When a patient walks into my office with a potential contact lens-related microbial keratitis, I first examine internal office procedures to make sure our message with contact lens wearers is being conveyed properly. Then I ask the patient the following questions:
• Do you sleep in your lenses?
• Do you use fresh solution or top off?
• Do you wash and dry your hands every time before handling your lenses?
It is imperative you ask your patients several compliance questions at every scheduled and emergency visit to understand their contact lens care routine.

In the spring of 2010, I completed a clinical trial, funded by Alcon Research, Ltd., entitled, “Compliance and Contamination in Contact Lens Wear.” A subsequent poster was presented at the American Academy of Optometry meeting in San Francisco in November 2010. In this trial, patients were surveyed regarding their current lens care habits. If a patient was using either OPTI-FREE RepleniSH® MPDS or Clear Care® Disinfection Solution, they were offered to participate in a study that examined lens care hygiene, lens contamination rates and case contamination rates after two weeks of habitual lens care. After completing the informed consent process, subjects were enrolled, given new contact lenses, a new case and a new bottle of solution for the two-week study period. They were asked not to change their lens care habits based on their entrance survey. The results for both groups demonstrated non-compliant habits. No lenses in either group were heavily contaminated. Cultured case contamination results demonstrated no statistical difference between OPTI-FREE RepleniSH® MPDS or Clear Care® Disinfection Solution, however Clear Care® had a higher trend for contamination in the heavy colony-forming unit group (see figure 1).5

The results of this study clearly show that OPTI-FREE RepleniSH®  is just as effective as Clear Care® in regards to lens/case contamination rates in real world environmental testing. When selecting or prescribing a solution for your patients, consider all factors including cleaning, wettability and disinfection.

1. Ogushi Y, Eguchi H, Kuwahara T, et al.

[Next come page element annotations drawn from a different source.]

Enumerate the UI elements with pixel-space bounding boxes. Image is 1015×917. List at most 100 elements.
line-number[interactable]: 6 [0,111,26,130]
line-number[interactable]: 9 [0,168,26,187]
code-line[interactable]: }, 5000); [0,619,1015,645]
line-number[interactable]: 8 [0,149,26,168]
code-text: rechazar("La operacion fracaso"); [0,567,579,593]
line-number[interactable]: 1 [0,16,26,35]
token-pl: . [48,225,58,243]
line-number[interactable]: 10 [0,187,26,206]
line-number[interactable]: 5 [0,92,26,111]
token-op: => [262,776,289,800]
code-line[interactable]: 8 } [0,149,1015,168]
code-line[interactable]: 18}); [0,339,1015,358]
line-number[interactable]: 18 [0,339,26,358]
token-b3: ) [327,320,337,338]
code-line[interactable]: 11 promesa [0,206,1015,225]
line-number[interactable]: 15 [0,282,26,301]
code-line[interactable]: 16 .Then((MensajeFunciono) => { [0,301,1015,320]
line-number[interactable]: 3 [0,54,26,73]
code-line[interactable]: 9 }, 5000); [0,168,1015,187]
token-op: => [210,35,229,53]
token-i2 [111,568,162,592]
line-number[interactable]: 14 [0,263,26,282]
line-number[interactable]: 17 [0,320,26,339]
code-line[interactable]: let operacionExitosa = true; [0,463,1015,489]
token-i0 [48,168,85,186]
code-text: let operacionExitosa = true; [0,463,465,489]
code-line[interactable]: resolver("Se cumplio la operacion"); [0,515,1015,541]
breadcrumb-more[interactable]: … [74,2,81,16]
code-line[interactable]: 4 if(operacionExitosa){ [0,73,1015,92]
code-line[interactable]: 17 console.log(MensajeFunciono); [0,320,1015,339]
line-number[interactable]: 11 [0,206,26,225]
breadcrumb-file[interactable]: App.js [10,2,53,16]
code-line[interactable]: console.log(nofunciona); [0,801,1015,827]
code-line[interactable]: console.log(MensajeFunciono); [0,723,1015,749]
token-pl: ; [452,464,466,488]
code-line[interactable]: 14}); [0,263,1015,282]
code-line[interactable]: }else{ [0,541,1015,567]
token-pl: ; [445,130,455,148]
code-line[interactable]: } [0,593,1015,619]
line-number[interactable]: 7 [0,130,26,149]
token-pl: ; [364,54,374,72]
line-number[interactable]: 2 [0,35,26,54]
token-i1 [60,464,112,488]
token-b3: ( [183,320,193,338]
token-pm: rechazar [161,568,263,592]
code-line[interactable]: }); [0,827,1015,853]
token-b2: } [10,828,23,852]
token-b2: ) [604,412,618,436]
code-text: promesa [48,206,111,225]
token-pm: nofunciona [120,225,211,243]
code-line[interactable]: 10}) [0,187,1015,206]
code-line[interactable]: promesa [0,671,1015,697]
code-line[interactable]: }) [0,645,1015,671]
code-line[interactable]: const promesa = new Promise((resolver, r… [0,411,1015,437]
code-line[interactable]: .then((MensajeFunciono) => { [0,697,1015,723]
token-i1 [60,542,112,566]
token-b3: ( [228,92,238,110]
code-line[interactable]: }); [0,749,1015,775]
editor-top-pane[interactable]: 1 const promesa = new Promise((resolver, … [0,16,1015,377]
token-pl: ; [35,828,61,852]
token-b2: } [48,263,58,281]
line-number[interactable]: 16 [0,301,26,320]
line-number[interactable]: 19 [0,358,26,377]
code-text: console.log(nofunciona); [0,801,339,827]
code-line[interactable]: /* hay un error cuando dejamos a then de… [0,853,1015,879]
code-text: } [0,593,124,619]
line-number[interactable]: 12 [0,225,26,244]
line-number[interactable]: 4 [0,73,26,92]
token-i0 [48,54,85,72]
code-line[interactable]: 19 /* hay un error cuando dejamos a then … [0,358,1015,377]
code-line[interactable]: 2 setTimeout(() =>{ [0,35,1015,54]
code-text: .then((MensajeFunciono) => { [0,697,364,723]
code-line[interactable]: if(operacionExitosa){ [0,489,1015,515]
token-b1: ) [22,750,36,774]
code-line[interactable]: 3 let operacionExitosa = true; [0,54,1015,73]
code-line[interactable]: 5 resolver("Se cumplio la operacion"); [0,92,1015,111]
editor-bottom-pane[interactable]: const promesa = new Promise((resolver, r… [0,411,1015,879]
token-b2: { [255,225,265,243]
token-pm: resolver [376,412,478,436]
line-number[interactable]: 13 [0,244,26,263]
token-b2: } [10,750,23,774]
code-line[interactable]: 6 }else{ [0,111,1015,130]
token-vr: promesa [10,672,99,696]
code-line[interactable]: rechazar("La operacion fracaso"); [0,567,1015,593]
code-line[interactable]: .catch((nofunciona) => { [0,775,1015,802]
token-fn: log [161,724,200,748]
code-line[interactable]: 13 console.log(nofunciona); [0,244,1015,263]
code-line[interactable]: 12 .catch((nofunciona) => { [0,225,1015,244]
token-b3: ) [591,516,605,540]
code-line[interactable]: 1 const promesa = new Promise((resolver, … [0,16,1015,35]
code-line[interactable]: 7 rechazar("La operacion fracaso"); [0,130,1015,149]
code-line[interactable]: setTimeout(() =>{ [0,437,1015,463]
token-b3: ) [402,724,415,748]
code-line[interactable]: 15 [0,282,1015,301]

Molecular genetic investigations of contaminated contact lens storage cases as reservoirs of Pseudomonas aeruginosa keratitis. Jpn J Ophthalmol. 2010 Nov;54(6):550-4.
2. Yung MS, Boost M, Cho P, Yap M. Microbial contamination of contact lenses and lens care accessories of soft contact lens wearers (university students) in Hong Kong. Ophthalmic Physiol Opt. 2007 Jan;27(1):11-21.

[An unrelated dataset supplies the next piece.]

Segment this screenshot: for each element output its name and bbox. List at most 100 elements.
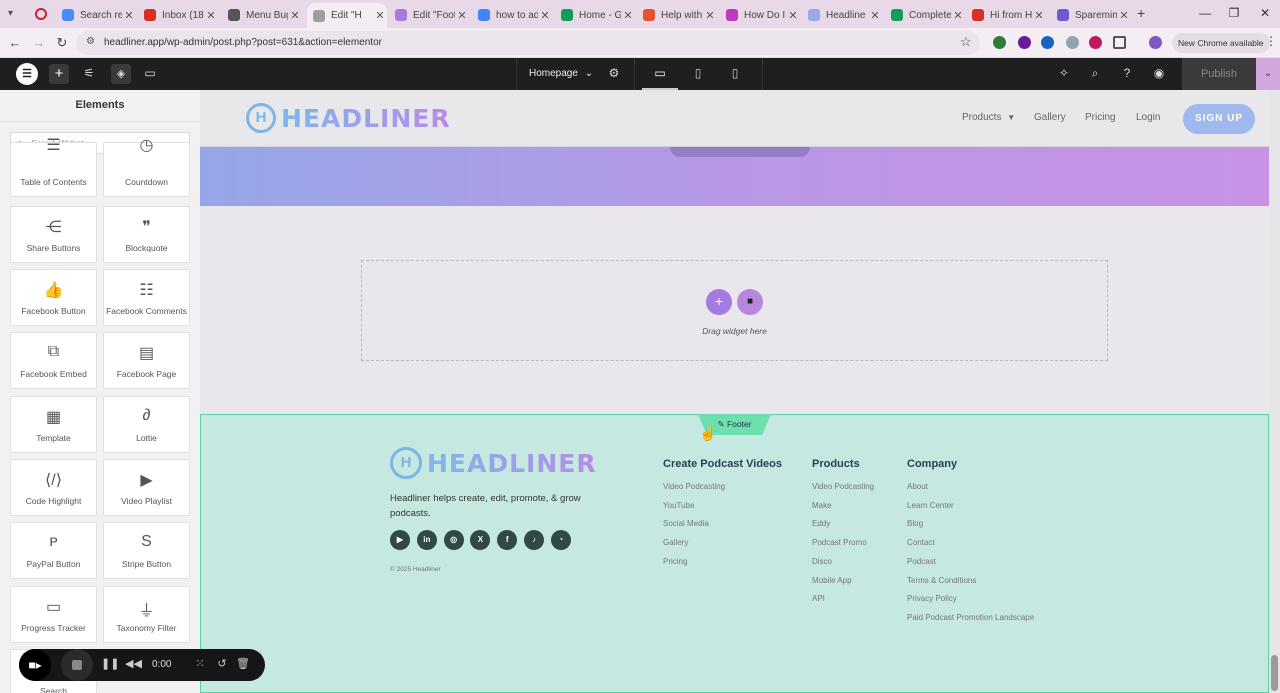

3. Gray TB, Cursons RT, Sherwan JF, Rose PR. Acanthamoeba, bacterial, and fungal contamination of contact lens storage cases. Br J Ophthalmol.1995 Jun;79(6):601-5.
4. Willcox M, Carnt N, Diec J, et al. Contact lens Case contamination during daily wear of silicone hydrogels. Optom Vis Sci. 2010 Jul;87(7):456-64.
5. Mayers M. Compliance and Contamination in Contact Lens Wear. Poster presented at AAO meeting, November 17-20, 2010. San Francisco.